If $f$ derivable on $[a,b]$ does $\int_a^t f'(x)dx=f(t)-f(a)$ true?
Q1: No, because $f'$ need not be Riemann integrable. For example $f'$ need not be bounded.
Q2: Yes. This is in fact very simple - the elegance of the proof seems to me to be a good reason for the Riemann integral to be defined exactly the way it is. Say $a=t_0<\dots<t_n=b$. Apply the Mean Value Theorem to each subinterval: $$f(b)-f(a)=\sum(f(t_{j+1})-f(t_j))=\sum f'(\xi_j)(t_{j+1}-t_j),$$precisely a Riemann sum for $\int_a^b f'(t)\,dt$.
Q3: No, $f'$ need not be Lebesgue integrable.

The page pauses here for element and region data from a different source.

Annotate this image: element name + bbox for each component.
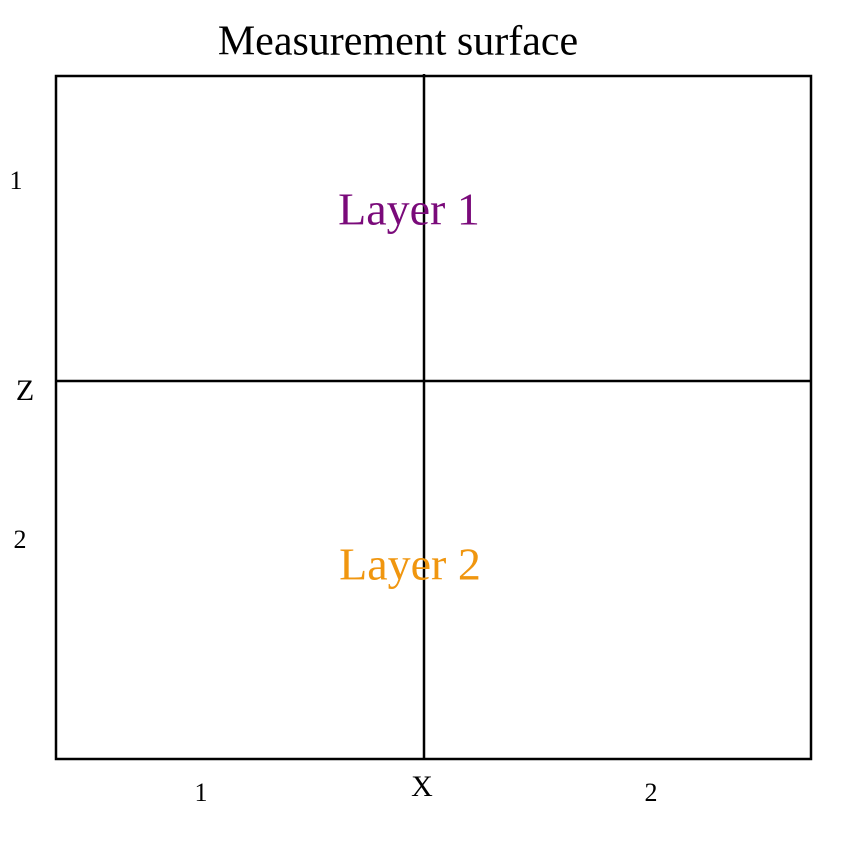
title: Measurement surface [218,19,578,65]
domain-box [54,74,813,761]
x-axis-label: X [411,770,433,803]
layer-label: Layer 2 [339,539,481,590]
x-tick-label: 1 [195,778,208,807]
z-axis-label: Z [16,374,34,407]
x-tick-label: 2 [645,778,658,807]
z-tick-label: 2 [14,525,27,554]
z-tick-label: 1 [10,166,23,195]
layer-label: Layer 1 [338,184,480,235]
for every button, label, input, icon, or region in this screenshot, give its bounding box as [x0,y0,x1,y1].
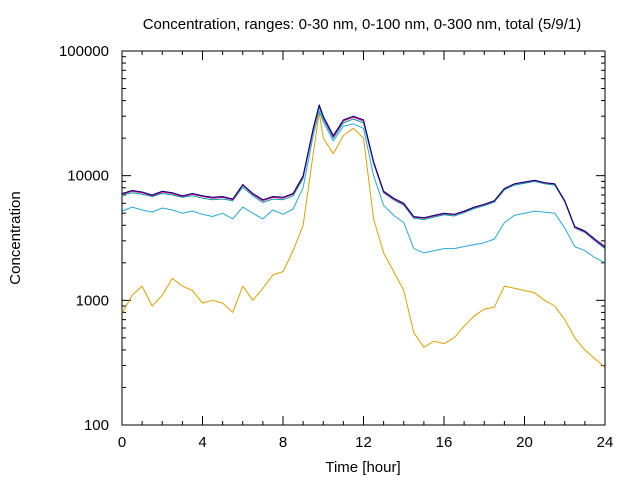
x-tick-label: 0 [118,434,126,451]
x-tick-label: 4 [198,434,206,451]
plot-frame [121,50,606,426]
x-tick-label: 16 [436,434,453,451]
x-axis-label: Time [hour] [325,459,400,476]
y-tick-label: 100 [84,417,109,434]
y-tick-label: 1000 [76,292,109,309]
series-line-3 [121,110,606,264]
series-line-2 [121,106,606,249]
series-line-1 [121,105,606,248]
y-axis-label: Concentration [7,191,24,284]
x-tick-label: 12 [355,434,372,451]
series-line-4 [121,112,606,368]
y-tick-label: 100000 [59,43,109,60]
x-tick-label: 8 [279,434,287,451]
x-tick-label: 20 [516,434,533,451]
series-lines [121,104,606,368]
chart-title: Concentration, ranges: 0-30 nm, 0-100 nm… [143,16,582,33]
x-tick-label: 24 [597,434,614,451]
y-tick-label: 10000 [67,168,109,185]
series-line-0 [121,104,606,248]
axis-ticks: 0 4 8 12 16 20 24 100 1000 10000 100000 [59,43,613,451]
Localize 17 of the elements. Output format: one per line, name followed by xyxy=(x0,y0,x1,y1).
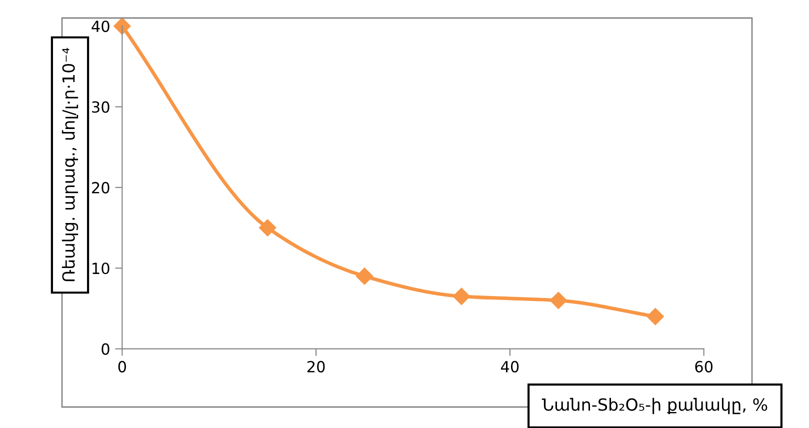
y-tick-label: 20 xyxy=(92,182,110,194)
point xyxy=(356,268,374,285)
point xyxy=(646,308,664,326)
x-tick-label: 0 xyxy=(118,360,126,372)
point xyxy=(452,288,470,305)
x-tick-label: 60 xyxy=(695,360,713,372)
x-axis-title: Նանո-Sb₂O₅-ի քանակը, % xyxy=(542,398,768,414)
point xyxy=(114,18,131,35)
x-tick-label: 40 xyxy=(500,360,519,372)
point xyxy=(259,219,276,236)
y-tick-label: 10 xyxy=(92,262,110,274)
x-tick-label: 20 xyxy=(307,360,325,372)
point xyxy=(550,292,567,309)
y-axis-title: Ռեակց. արագ., մոլ/լ·ր·10⁻⁴ xyxy=(62,48,78,282)
y-tick-label: 0 xyxy=(102,343,110,355)
y-tick-label: 30 xyxy=(92,101,110,113)
y-tick-label: 40 xyxy=(92,20,110,32)
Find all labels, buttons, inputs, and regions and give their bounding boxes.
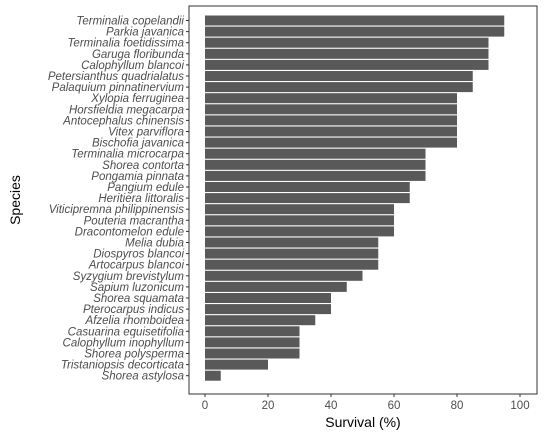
y-tick-label: Shorea astylosa bbox=[102, 371, 184, 383]
y-tick-label: Shorea contorta bbox=[102, 160, 184, 172]
bar bbox=[205, 137, 457, 148]
y-tick-label: Sapium luzonicum bbox=[90, 282, 184, 294]
y-tick-label: Viticipremna philippinensis bbox=[49, 204, 185, 216]
bar bbox=[205, 215, 394, 226]
y-tick-label: Pterocarpus indicus bbox=[83, 304, 184, 316]
bar bbox=[205, 293, 331, 303]
bars-group bbox=[205, 15, 505, 381]
y-tick-label: Petersianthus quadrialatus bbox=[48, 71, 184, 83]
bar bbox=[205, 126, 457, 137]
y-tick-label: Parkia javanica bbox=[106, 27, 184, 39]
bar bbox=[205, 237, 379, 248]
bar bbox=[205, 37, 489, 48]
y-tick-label: Melia dubia bbox=[125, 238, 184, 250]
y-tick-label: Pongamia pinnata bbox=[91, 171, 184, 183]
y-tick-label: Afzelia rhomboidea bbox=[85, 315, 184, 327]
bar bbox=[205, 204, 394, 215]
y-tick-label: Xylopia ferruginea bbox=[90, 93, 184, 105]
bar bbox=[205, 104, 457, 115]
y-tick-label: Terminalia foetidissima bbox=[67, 38, 184, 50]
bar bbox=[205, 259, 379, 270]
y-tick-label: Garuga floribunda bbox=[92, 49, 184, 61]
y-tick-label: Pangium edule bbox=[107, 182, 184, 194]
bar bbox=[205, 71, 473, 81]
y-tick-label: Palaquium pinnatinervium bbox=[52, 82, 185, 94]
bar bbox=[205, 115, 457, 126]
y-tick-label: Heritiera littoralis bbox=[98, 193, 184, 205]
y-tick-label: Calophyllum blancoi bbox=[81, 60, 184, 72]
y-tick-label: Diospyros blancoi bbox=[93, 249, 184, 261]
bar bbox=[205, 170, 426, 181]
bar bbox=[205, 337, 300, 348]
x-tick-label: 20 bbox=[262, 400, 275, 412]
bar bbox=[205, 15, 505, 26]
x-tick-label: 0 bbox=[202, 400, 208, 412]
x-tick-label: 80 bbox=[451, 400, 464, 412]
y-tick-label: Calophyllum inophyllum bbox=[63, 337, 185, 349]
y-tick-label: Pouteria macrantha bbox=[84, 215, 184, 227]
y-tick-label: Bischofia javanica bbox=[92, 138, 184, 150]
bar bbox=[205, 226, 394, 237]
y-tick-label: Tristaniopsis decorticata bbox=[61, 360, 184, 372]
y-tick-label: Shorea polysperma bbox=[84, 349, 184, 361]
y-tick-label: Vitex parviflora bbox=[108, 127, 184, 139]
bar bbox=[205, 248, 379, 259]
y-tick-label: Shorea squamata bbox=[93, 293, 184, 305]
y-tick-label: Terminalia copelandii bbox=[76, 16, 184, 28]
bar bbox=[205, 359, 268, 370]
bar bbox=[205, 93, 457, 104]
bar bbox=[205, 26, 505, 37]
bar bbox=[205, 270, 363, 281]
x-tick-label: 60 bbox=[388, 400, 401, 412]
x-axis-title: Survival (%) bbox=[325, 414, 400, 430]
x-axis-ticks: 0 20 40 60 80 100 bbox=[202, 394, 530, 412]
bar bbox=[205, 348, 300, 359]
bar bbox=[205, 326, 300, 337]
bar bbox=[205, 182, 410, 192]
bar bbox=[205, 281, 347, 292]
bar bbox=[205, 315, 316, 326]
bar bbox=[205, 159, 426, 170]
y-tick-label: Horsfieldia megacarpa bbox=[69, 104, 184, 116]
bar bbox=[205, 370, 221, 381]
bar bbox=[205, 59, 489, 70]
y-tick-label: Casuarina equisetifolia bbox=[68, 326, 184, 338]
bar bbox=[205, 193, 410, 204]
y-tick-label: Syzygium brevistylum bbox=[73, 271, 185, 283]
y-tick-label: Terminalia microcarpa bbox=[71, 149, 184, 161]
y-tick-label: Artocarpus blancoi bbox=[88, 260, 185, 272]
y-tick-label: Antocephalus chinensis bbox=[62, 115, 184, 127]
x-tick-label: 100 bbox=[510, 400, 529, 412]
bar bbox=[205, 148, 426, 159]
x-tick-label: 40 bbox=[325, 400, 338, 412]
bar bbox=[205, 82, 473, 93]
bar bbox=[205, 48, 489, 59]
bar bbox=[205, 304, 331, 315]
y-axis-title: Species bbox=[7, 175, 23, 225]
y-tick-label: Dracontomelon edule bbox=[75, 226, 184, 238]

For example if $a=-1$, $b=1$ and $$f(t)=\begin{cases}t^2\sin(1/t^{100}),&(t\ne0), \\0,&(t=0).\end{cases}$$
Q4: Pretty sure the answer is yes. Almost certain this is a theorem in Rudin - my copy of Real and Complex Analysis is missing. Edit: Thanks to @ChrisJanjigian for confirming that yes, it's Theorem 7.21. Or see here for a proof based on the Vitali-Caratheodory theorem.
Note this is assuming that $f$ is differentiable, which is to say that $f'$ exists at every point. There are certainly examples where $f$ is differentiable almost everywhere, $f'\in L^1$, but $f$ is not absolutely continuous; for example the Cantor function satisfies $f'=0$ almost everywhere.